Appel à communication – L’histoire des opérations militaires. Sources, objets, méthodes

Lieu : Château de Vincennes (94) et l’École militaire (Paris)
Dates : 5 & 6 janvier 2017
Date limite de réponse à l’appel : 15 octobre 2016

Depuis quelques années, l’histoire de la guerre semble avoir acquis la légitimité qui lui faisait défaut jusqu’alors dans le monde académique. Toutefois, cette dynamique n’a guère profité à l’histoire des opérations, qui reste trop souvent considérée comme la survivance d’une historiographie dépassée, car centrée à l’excès sur la dimension spécifiquement militaire.

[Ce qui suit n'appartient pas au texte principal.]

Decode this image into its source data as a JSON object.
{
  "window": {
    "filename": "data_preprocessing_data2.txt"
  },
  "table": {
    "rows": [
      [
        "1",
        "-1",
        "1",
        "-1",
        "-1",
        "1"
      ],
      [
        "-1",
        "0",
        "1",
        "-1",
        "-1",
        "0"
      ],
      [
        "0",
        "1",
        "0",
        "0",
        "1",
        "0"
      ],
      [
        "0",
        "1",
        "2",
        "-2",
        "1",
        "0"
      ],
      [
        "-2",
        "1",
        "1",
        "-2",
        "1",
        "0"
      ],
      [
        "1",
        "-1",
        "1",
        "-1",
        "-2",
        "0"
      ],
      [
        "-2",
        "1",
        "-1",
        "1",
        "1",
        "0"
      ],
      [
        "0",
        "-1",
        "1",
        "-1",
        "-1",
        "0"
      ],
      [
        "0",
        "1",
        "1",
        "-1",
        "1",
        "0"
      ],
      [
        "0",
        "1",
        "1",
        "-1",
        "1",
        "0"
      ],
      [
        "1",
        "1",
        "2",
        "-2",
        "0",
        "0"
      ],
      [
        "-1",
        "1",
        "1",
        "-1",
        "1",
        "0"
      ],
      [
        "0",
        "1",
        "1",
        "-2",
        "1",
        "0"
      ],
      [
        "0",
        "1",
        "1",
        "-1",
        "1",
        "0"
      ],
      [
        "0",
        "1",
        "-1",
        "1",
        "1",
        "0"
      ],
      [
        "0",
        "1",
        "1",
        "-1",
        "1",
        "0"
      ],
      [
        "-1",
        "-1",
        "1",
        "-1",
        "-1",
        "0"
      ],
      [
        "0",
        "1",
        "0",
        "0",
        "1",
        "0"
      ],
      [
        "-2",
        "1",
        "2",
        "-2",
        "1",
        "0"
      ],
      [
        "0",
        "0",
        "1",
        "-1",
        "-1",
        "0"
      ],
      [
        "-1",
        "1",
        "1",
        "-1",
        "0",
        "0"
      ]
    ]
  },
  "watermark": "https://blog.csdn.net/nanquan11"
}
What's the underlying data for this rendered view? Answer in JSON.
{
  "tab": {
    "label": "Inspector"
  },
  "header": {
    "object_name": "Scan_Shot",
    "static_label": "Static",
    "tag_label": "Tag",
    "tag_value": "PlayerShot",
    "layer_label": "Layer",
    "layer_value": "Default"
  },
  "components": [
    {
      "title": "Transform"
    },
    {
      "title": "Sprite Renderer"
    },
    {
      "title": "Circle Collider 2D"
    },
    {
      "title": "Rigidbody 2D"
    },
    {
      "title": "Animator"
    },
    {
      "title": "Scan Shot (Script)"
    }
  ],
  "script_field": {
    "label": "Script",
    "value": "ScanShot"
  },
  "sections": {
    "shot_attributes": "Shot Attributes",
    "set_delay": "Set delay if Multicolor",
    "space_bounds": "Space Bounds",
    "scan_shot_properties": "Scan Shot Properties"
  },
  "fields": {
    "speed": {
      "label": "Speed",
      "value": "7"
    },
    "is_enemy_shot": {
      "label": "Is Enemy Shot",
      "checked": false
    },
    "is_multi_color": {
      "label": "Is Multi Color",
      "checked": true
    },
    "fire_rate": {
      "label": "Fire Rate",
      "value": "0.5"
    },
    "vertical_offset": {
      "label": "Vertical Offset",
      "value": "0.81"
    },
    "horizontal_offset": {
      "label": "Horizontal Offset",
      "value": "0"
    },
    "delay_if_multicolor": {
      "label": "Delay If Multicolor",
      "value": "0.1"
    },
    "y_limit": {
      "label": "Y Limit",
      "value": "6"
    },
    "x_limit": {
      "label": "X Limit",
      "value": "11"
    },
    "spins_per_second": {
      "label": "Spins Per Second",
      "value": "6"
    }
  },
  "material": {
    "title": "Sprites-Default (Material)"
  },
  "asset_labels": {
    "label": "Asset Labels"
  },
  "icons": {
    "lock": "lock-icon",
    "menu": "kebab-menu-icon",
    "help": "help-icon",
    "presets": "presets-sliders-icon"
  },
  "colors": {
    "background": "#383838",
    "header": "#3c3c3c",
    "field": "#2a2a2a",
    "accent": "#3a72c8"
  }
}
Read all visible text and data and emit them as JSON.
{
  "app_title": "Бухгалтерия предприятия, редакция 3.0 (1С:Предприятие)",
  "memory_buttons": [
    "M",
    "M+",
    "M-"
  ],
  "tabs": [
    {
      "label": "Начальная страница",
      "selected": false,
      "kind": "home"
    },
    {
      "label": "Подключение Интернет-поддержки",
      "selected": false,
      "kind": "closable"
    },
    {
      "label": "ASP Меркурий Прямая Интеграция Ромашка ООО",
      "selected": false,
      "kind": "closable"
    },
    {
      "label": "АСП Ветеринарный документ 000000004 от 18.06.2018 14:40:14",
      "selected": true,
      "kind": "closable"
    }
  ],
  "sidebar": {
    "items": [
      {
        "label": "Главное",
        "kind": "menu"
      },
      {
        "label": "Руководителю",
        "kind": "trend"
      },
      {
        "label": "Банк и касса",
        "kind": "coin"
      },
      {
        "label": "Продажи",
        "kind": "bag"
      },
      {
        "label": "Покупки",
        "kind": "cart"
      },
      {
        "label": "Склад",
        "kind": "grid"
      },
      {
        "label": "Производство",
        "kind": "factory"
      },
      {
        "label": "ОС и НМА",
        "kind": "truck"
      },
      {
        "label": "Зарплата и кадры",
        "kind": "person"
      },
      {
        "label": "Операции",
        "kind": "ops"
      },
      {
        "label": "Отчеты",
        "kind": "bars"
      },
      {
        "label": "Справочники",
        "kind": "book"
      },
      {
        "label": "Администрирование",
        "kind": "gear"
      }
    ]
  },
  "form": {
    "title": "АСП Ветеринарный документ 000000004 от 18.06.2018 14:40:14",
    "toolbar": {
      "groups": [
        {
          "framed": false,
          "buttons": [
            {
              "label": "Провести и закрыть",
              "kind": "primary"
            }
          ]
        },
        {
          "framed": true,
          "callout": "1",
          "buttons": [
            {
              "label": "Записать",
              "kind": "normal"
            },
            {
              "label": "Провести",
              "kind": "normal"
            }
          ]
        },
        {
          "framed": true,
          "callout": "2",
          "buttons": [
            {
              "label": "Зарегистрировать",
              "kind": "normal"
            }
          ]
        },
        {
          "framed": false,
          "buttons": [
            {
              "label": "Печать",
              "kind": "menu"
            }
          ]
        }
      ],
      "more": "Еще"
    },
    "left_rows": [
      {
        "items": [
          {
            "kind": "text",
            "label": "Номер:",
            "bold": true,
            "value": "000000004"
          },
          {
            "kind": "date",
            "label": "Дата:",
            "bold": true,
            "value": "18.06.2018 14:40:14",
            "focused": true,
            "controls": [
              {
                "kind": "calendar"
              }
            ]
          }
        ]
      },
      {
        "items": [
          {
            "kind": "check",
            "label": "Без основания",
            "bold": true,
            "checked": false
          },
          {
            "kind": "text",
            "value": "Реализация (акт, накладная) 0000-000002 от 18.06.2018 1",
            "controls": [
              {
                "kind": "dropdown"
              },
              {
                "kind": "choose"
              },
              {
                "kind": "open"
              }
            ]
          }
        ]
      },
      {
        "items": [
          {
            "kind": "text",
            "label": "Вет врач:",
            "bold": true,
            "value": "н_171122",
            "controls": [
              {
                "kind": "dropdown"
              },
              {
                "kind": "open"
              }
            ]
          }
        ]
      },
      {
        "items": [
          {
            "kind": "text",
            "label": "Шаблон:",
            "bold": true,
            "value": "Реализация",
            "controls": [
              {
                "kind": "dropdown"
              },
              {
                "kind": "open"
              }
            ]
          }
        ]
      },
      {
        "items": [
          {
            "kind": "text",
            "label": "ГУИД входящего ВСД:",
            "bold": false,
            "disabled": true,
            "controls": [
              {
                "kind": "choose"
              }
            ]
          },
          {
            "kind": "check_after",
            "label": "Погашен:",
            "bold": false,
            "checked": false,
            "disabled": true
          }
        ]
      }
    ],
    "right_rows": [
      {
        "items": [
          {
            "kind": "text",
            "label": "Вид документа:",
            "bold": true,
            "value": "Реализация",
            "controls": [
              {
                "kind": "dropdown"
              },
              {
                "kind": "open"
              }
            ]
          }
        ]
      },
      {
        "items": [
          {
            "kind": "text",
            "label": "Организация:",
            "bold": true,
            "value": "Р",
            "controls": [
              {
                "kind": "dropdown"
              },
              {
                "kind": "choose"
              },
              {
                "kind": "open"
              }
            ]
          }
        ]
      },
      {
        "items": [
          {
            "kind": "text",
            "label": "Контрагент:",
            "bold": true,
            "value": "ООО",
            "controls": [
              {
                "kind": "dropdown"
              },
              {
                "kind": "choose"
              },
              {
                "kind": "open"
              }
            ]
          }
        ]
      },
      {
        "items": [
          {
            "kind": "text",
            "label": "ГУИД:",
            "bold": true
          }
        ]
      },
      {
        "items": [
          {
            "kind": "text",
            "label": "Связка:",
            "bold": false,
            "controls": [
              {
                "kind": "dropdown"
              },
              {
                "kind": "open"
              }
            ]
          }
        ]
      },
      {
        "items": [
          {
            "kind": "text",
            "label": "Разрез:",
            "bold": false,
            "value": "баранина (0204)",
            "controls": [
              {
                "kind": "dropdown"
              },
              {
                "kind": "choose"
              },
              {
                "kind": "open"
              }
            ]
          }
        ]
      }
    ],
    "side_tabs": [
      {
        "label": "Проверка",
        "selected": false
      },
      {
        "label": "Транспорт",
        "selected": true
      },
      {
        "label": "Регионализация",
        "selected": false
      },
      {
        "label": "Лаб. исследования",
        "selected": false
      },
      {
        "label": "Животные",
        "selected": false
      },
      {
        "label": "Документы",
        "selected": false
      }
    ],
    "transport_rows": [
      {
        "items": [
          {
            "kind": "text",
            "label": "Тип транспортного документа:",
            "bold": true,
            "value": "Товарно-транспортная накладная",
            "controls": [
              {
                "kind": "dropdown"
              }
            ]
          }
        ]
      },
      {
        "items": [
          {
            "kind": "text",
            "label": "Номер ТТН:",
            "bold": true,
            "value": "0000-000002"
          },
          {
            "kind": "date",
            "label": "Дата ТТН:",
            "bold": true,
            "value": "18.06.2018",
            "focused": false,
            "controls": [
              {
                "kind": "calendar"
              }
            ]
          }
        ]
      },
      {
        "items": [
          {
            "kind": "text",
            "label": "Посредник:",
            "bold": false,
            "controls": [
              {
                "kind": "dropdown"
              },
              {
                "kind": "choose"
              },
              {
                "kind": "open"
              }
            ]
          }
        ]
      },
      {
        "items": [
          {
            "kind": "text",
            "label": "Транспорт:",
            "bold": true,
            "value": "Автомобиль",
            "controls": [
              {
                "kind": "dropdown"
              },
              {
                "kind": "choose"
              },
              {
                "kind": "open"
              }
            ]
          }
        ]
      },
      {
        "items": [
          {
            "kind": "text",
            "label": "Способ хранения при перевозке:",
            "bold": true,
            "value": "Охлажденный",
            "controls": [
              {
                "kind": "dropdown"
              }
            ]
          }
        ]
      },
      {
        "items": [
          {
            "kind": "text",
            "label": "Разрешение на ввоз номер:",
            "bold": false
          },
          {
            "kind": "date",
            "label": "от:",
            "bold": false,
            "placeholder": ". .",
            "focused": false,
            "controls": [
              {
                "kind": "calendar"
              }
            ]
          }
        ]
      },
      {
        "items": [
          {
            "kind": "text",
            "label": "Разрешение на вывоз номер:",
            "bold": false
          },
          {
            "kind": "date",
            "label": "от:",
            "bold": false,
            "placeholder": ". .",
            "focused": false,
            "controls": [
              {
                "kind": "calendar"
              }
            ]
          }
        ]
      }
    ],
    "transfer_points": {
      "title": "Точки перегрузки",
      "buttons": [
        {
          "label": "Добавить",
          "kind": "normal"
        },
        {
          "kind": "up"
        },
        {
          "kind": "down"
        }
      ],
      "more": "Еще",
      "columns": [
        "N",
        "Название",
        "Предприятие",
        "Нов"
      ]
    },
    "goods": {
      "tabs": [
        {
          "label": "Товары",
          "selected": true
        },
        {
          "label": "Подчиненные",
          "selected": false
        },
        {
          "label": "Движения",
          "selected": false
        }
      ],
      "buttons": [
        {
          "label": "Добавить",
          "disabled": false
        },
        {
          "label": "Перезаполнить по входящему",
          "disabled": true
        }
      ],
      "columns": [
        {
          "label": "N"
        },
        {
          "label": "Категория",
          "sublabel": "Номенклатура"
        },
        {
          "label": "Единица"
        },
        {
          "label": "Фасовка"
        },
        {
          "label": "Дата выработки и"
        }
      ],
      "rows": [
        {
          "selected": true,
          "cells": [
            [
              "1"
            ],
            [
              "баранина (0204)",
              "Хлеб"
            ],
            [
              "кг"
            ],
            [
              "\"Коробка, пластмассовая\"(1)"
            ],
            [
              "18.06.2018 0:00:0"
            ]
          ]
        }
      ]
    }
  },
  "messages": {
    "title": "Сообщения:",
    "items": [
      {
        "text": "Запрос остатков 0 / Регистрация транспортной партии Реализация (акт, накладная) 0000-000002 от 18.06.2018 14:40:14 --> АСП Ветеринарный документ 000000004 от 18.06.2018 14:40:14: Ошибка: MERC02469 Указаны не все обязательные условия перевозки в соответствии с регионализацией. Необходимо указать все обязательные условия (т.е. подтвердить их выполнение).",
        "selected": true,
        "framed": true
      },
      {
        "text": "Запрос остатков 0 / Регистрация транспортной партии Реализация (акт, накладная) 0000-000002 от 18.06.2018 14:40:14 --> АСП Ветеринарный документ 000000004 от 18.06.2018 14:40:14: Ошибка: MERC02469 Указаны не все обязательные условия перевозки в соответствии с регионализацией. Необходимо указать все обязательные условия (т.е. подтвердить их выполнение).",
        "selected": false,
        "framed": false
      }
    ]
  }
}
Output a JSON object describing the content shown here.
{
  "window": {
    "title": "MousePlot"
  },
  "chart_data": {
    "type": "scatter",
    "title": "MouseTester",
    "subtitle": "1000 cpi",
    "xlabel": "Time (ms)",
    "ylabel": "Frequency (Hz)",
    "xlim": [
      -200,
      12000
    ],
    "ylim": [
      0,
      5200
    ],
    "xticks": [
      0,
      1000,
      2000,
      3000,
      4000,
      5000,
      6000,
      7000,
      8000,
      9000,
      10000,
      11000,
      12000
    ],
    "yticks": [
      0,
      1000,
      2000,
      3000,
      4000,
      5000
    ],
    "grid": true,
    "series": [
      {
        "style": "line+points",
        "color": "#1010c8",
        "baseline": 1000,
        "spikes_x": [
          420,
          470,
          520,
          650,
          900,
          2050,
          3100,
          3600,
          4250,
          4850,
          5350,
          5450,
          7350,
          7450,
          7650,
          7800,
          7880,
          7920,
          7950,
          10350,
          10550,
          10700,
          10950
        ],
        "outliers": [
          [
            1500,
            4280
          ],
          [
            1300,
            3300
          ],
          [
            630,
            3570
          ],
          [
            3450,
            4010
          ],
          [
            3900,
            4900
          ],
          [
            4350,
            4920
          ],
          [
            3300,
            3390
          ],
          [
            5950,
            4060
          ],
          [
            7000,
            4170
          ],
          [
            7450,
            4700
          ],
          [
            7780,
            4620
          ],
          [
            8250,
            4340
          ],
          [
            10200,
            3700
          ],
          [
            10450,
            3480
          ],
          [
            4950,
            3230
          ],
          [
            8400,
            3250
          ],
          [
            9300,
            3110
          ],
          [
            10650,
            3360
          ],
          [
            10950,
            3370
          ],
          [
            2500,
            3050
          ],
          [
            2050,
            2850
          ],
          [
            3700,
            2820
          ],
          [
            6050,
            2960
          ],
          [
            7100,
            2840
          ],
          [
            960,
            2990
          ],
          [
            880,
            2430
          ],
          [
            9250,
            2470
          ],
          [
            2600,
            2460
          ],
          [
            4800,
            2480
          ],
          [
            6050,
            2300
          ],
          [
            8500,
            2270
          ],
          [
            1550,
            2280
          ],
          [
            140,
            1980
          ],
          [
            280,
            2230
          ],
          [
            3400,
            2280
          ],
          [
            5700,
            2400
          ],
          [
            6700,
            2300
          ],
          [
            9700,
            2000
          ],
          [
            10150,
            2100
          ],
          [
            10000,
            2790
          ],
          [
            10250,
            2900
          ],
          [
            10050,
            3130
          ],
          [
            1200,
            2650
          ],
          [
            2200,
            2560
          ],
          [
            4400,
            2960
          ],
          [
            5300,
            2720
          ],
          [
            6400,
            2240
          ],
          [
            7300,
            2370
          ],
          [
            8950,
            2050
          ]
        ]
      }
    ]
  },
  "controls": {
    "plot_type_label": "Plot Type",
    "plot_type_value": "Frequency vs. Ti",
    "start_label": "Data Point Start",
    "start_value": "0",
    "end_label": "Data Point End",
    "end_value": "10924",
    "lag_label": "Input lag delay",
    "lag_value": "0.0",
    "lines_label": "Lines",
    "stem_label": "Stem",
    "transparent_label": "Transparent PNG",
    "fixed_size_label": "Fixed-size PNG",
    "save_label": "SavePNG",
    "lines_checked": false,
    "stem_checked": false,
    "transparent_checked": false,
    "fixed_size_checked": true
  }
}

Ce relatif désintérêt des sphères académiques contraste avec l’intérêt toujours très vif porté par l’institution militaire à l’étude des opérations passées. Les armées en attendent beaucoup à la fois dans leur réflexion et dans la formation de leurs cadres. Ce colloque aura donc une double ambition : contribuer à doter l’histoire des opérations militaires d’un fondement épistémologique qui lui a souvent fait défaut ; examiner comment, ainsi consolidée, elle peut répondre aux attentes de l’institution militaire dans la diversité de ses déclinaisons. Les opérations seront appréhendées dans une longue durée remontant à l’Antiquité et allant jusqu’au temps présent. Trois thèmes principaux seront explorés : les sources, les objets, les méthodes.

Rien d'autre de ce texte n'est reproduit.